• Twitter
  • Facebook
News-Sentinel.com Your Town. Your Voice.
Opening Arguments

One out of two ain't bad

Two Supreme Court decisions of note, one that seems reasonable and one that is worrisome.

The good:

WASHINGTON (AP) — The Supreme Court on Tuesday upheld Michigan's ban on using race as a factor in college admissions despite one justice's impassioned dissent that accused the court of wanting to wish away racial inequality.

The justices said in a 6-2 ruling that Michigan voters had the right to change their state constitution in 2006 to prohibit public colleges and universities from taking account of race in admissions decisions. The justices said that a lower federal court was wrong to set aside the change as discriminatory.
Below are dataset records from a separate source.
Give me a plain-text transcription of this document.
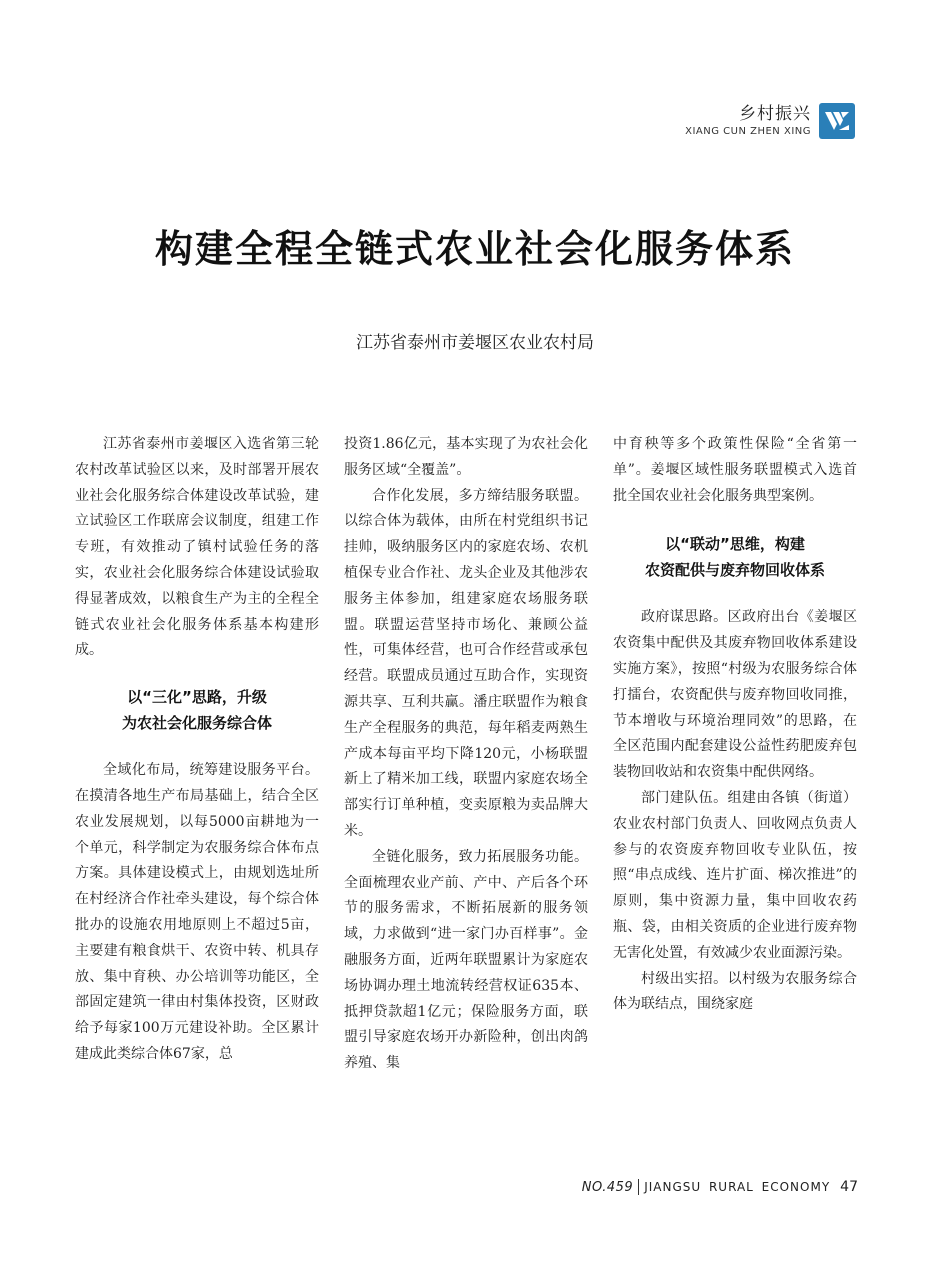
乡村振兴
XIANG CUN ZHEN XING
构建全程全链式农业社会化服务体系
江苏省泰州市姜堰区农业农村局

江苏省泰州市姜堰区入选省第三轮农村改革试验区以来，及时部署开展农业社会化服务综合体建设改革试验，建立试验区工作联席会议制度，组建工作专班，有效推动了镇村试验任务的落实，农业社会化服务综合体建设试验取得显著成效，以粮食生产为主的全程全链式农业社会化服务体系基本构建形成。

以“三化”思路，升级
为农社会化服务综合体

全域化布局，统筹建设服务平台。在摸清各地生产布局基础上，结合全区农业发展规划，以每5000亩耕地为一个单元，科学制定为农服务综合体布点方案。具体建设模式上，由规划选址所在村经济合作社牵头建设，每个综合体批办的设施农用地原则上不超过5亩，主要建有粮食烘干、农资中转、机具存放、集中育秧、办公培训等功能区，全部固定建筑一律由村集体投资，区财政给予每家100万元建设补助。全区累计建成此类综合体67家，总

投资1.86亿元，基本实现了为农社会化服务区域“全覆盖”。

合作化发展，多方缔结服务联盟。以综合体为载体，由所在村党组织书记挂帅，吸纳服务区内的家庭农场、农机植保专业合作社、龙头企业及其他涉农服务主体参加，组建家庭农场服务联盟。联盟运营坚持市场化、兼顾公益性，可集体经营，也可合作经营或承包经营。联盟成员通过互助合作，实现资源共享、互利共赢。潘庄联盟作为粮食生产全程服务的典范，每年稻麦两熟生产成本每亩平均下降120元，小杨联盟新上了精米加工线，联盟内家庭农场全部实行订单种植，变卖原粮为卖品牌大米。

全链化服务，致力拓展服务功能。全面梳理农业产前、产中、产后各个环节的服务需求，不断拓展新的服务领域，力求做到“进一家门办百样事”。金融服务方面，近两年联盟累计为家庭农场协调办理土地流转经营权证635本、抵押贷款超1亿元；保险服务方面，联盟引导家庭农场开办新险种，创出肉鸽养殖、集

中育秧等多个政策性保险“全省第一单”。姜堰区域性服务联盟模式入选首批全国农业社会化服务典型案例。

以“联动”思维，构建
农资配供与废弃物回收体系

政府谋思路。区政府出台《姜堰区农资集中配供及其废弃物回收体系建设实施方案》，按照“村级为农服务综合体打擂台，农资配供与废弃物回收同推，节本增收与环境治理同效”的思路，在全区范围内配套建设公益性药肥废弃包装物回收站和农资集中配供网络。

部门建队伍。组建由各镇（街道）农业农村部门负责人、回收网点负责人参与的农资废弃物回收专业队伍，按照“串点成线、连片扩面、梯次推进”的原则，集中资源力量，集中回收农药瓶、袋，由相关资质的企业进行废弃物无害化处置，有效减少农业面源污染。

村级出实招。以村级为农服务综合体为联结点，围绕家庭

NO.459 JIANGSU RURAL ECONOMY 47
This will be the case most commented on, so you will find no shortage of opinions. I will just say: We can argue all day about whether affirmative action is a reasonable way to make up for past discrimination or an equal-protection affront with the dubious moral high ground of "two wrongs make a right." But I think most people would agree that at some point we have to abandon the policy and get to that whole colorblind society thing. Letting states decide when they've reached that point seems a reasonable federalist way of handling the transition.

The bad:

A closely divided Supreme Court on Tuesday upheld the search of a California man’s drug-laden car following an anonymous tip.In a case that atypically split justices, the court’s 5-4 majority concluded the Constitution permitted the August 2008 search. Alerted by a call about a reckless driver, California Highway Patrol officers stopped a silver Ford F-150 pickup in Mendocino County. They found a driver, a passenger and four bags stuffed with 30 pounds of marijuana.

I know this falls into the realm of "give 'em an inch and they'll take a mile" slippery slope paranoia. But the right to be left alone unless there is probable cause is one of the foundations of our legal system and one of our most cherished freedoms, and we ought to be very protective of it.An anonymous tip is lousy probabble cause.

I think a lot of civil libertarians might find themselves in the uncomfortable position of agreeing with Justice Antonin Scalia, who was one of the four dissenters:

“Drunken driving is a serious matter, but so is the loss of our freedom to come and go as we please without police interference,” Scalia wrote. “To prevent and detect murder we do not allow searches without probable cause or targeted...stops without reasonable suspicion. We should not do so for drunken driving either.”

But then I don't agree with random road blocks looking for drunken drivers, either, but that seems to be perfectly OK with the legal system, too.